· UK PMI for manufacturing slips in January remaining well above its long-term average though
· An unwelcome mix could raise some questions as for the future of the sector
· GBP remains unfazed, more gains might be expected as PMI makes just a tiny dent
The first out of three PMI readings from the UK economy was released earlier today and showed deceleration from 56.2 (revised down from 56.3) to 55.3 whereas economists surveyed by Bloomberg had anticipated a subtle jump to 56.5. Either way, do remember that the manufacturing sector makes up approximately 10% of the British economy so an impact on the domestic assets might be contained. As a result, the pound downplayed the reading being the second best currency in the G10 basket at the time of writing (just behind the Norwegian krone).

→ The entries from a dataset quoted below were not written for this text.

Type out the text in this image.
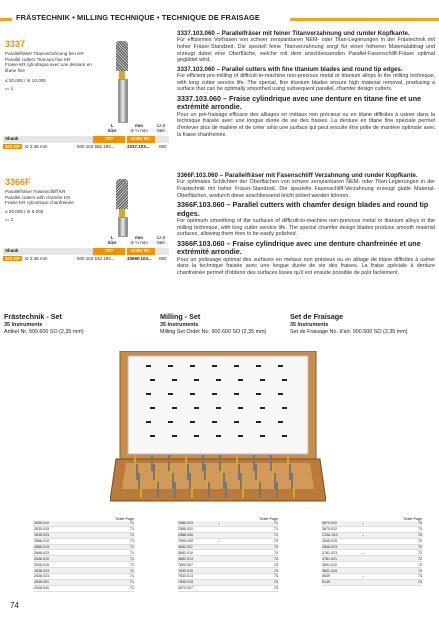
FRÄSTECHNIK • MILLING TECHNIQUE • TECHNIQUE DE FRAISAGE
3337
Parallelfräser Titanverzahnung fein KR
Parallel cutters Titanium fine KR
Fraise KR cylindrique avec une denture en
titane fine
≤ 20.000 / ⊘ 10.000
▭ 1
L
Size
mm
⊘ ½ mm
12,0
060
Shank	ISO	Order No.
103 HP ⊘ 2,35 mm	500 103 582 183...	3337.103... 060
3366F
Parallelfräser Fasenschliff KR
Parallel cutters with chamfer KR
Fraise KR cylindrique chanfreinée
≤ 20.000 / ⊘ 6.000
▭ 1
L
Size
mm
⊘ ½ mm
12,0
060
Shank	ISO	Order No.
103 HP ⊘ 2,35 mm	500 103 542 183...	3366F.103... 060
3337.103.060 – Parallelfräser mit feiner Titanverzahnung und runder Kopfkante.
Für effizientes Vorfräsen von schwer zerspanbaren NEM- oder Titan-Legierungen in der Frästechnik mit hoher Fräser-Standzeit. Die speziell feine Titanverzahnung sorgt für einen höheren Materialabtrag und erzeugt dabei eine Oberfläche, welche mit dem anschliessenden Parallel-Fasenschliff-Fräser optimal geglättet wird.
3337.103.060 – Parallel cutters with fine titanium blades and round tip edges.
For efficient pre-milling of difficult-to-machine non-precious metal or titanium alloys in the milling technique, with long cutter service life. The special, fine titanium blades ensure high material removal, producing a surface that can be optimally smoothed using subsequent parallel, chamfer design cutters.
3337.103.060 – Fraise cylindrique avec une denture en titane fine et une extrémité arrondie.
Pour un pré-fraisage efficace des alliages en métaux non précieux ou en titane difficiles à usiner dans la technique fraisée avec une longue durée de vie des fraises. La denture en titane fine spéciale permet d'enlever plus de matière et de créer ainsi une surface qui peut ensuite être polie de manière optimale avec la fraise chanfreinée.
3366F.103.060 – Parallelfräser mit Fasenschliff Verzahnung und runder Kopfkante.
Für optimales Schlichten der Oberflächen von schwer zerspanbaren NEM- oder Titan-Legierungen in der Frästechnik mit hoher Fräser-Standzeit. Die spezielle Fasenschliff-Verzahnung erzeugt glatte Material-Oberflächen, wodurch diese anschliessend leicht poliert werden können.
3366F.103.060 – Parallel cutters with chamfer design blades and round tip edges.
For optimum smoothing of the surfaces of difficult-to-machine non-precious metal or titanium alloys in the milling technique, with long cutter service life. The special chamfer design blades produce smooth material surfaces, allowing them then to be easily polished.
3366F.103.060 – Fraise cylindrique avec une denture chanfreinée et une extrémité arrondie.
Pour un polissage optimal des surfaces en métaux non précieux ou en alliage de titane difficiles à usiner dans la technique fraisée avec une longue durée de vie des fraises. La fraise spéciale à denture chanfreinée permet d'obtenir des surfaces lisses qu'il est ensuite possible de polir facilement.
Frästechnik - Set
35 Instrumente
Artikel Nr. 900.600 SO (2,35 mm)
Milling - Set
35 Instruments
Milling Set Order No. 900.600 SO (2,35 mm)
Set de Fraisage
35 Instruments
Set de Fraisage No. d'art. 900.600 SO (2,35 mm)
Seite/ Page
2635.010	71
2635.015	71
2635.023	71
3566.010	71
2666.015	71
2666.023	71
2636.010	71
2636.015	71
2636.023	71
2536.023	71
2536.031	71
2536.040	71
Seite/ Page
2586.023	–	71
2586.031	71
2586.040	71
7995.009	–	73
3682.007	73
3682.010	73
3682.013	73
7830.007	73
7830.010	73
7830.013	73
7830.015	73
3670.007	73
Seite/ Page
3670.010	–	73
3670.012	73
C33L.010	–	70
3548.015	70
3548.023	70
3781.023	–	72
3781.021	72
3601.010	72
3601.015	72
0649	–	73
0149	73
74
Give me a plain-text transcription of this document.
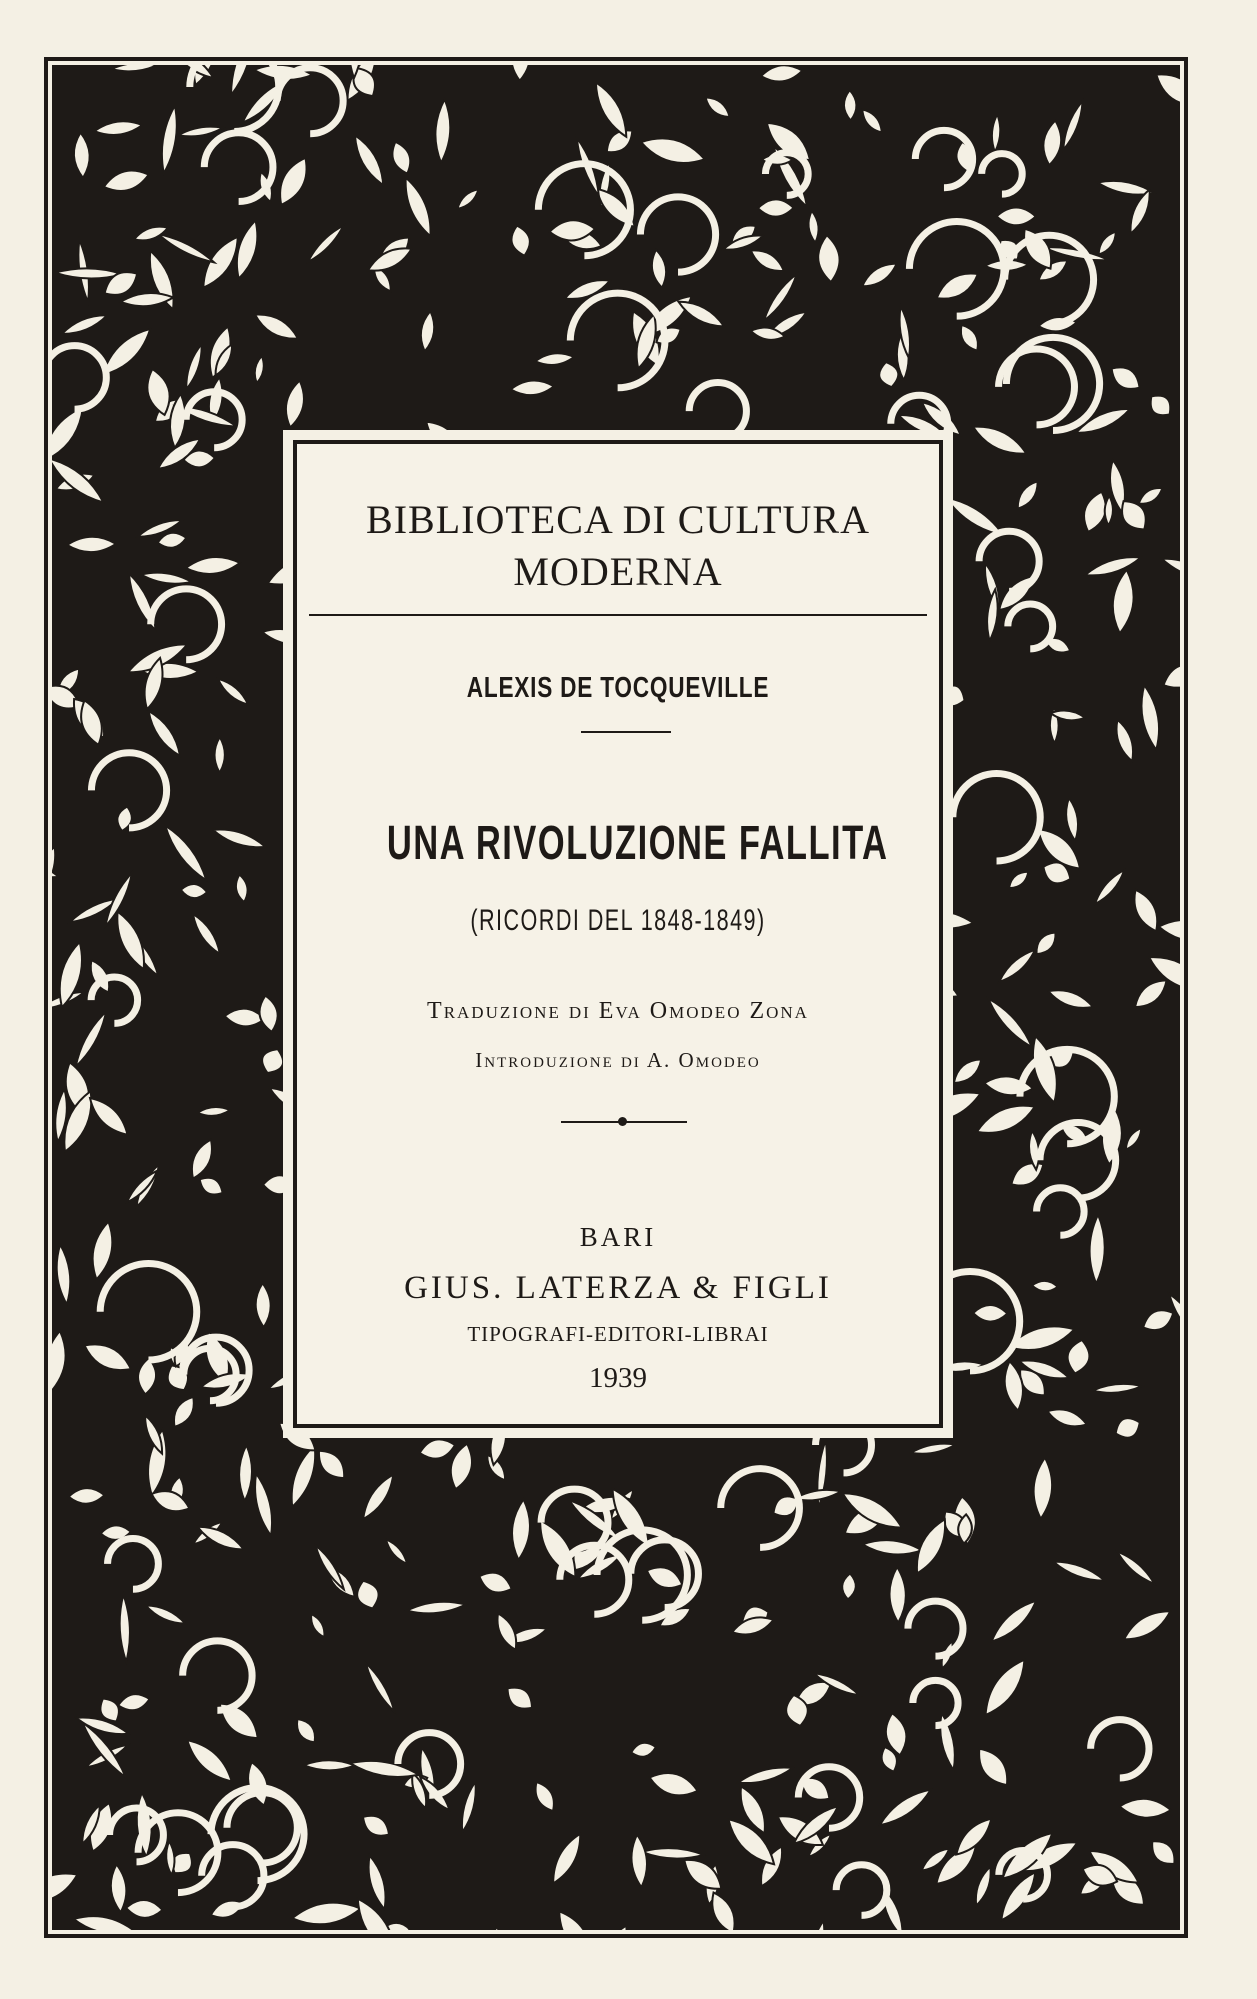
BIBLIOTECA DI CULTURA
MODERNA
ALEXIS DE TOCQUEVILLE
UNA RIVOLUZIONE FALLITA
(RICORDI DEL 1848-1849)
Traduzione di Eva Omodeo Zona
Introduzione di A. Omodeo
BARI
GIUS. LATERZA & FIGLI
TIPOGRAFI-EDITORI-LIBRAI
1939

UK manufacturing PMI bodes a possible slowdown in the sector which, however, is not so relevant in general.
The report stressed "an unwelcome combination of slower growth and rising prices at the start of 2018", hence "the trend in demand will need to strengthen in the near-term to prevent further growth momentum being lost". The survey showed also an increase in foreign demand as sales grew to destinations such as North America, China, the Middle East, Japan and mainland Europe. It reflects a widespread improvement in economic activity all around the world. All in all, the today’s data does not change too much for the GBP which might continue increasing against the greenback in the upcoming days. Nevertheless, one cannot forget about the next week BoE meeting being a possible source of risks. The OIS-implied likelihood suggests that a hike is fully priced in until November, hence a possible pullback cannot be ruled out as the latest move appears to be steered mainly by US dollar weakness. Let’s also add that readings for construction and services will be released tomorrow and the next week respectively.
The GBPUSD seems to be on route to higher levels but the next week Bank of England meeting could spoil moods a bit. The pair drew a bullish engulfing just at an upper boundary of a broken channel which might be seen as a strong buying signal. The closest target might be set at 1.46 being also underpinned by a 50% retracement of the whole move from mid-2014.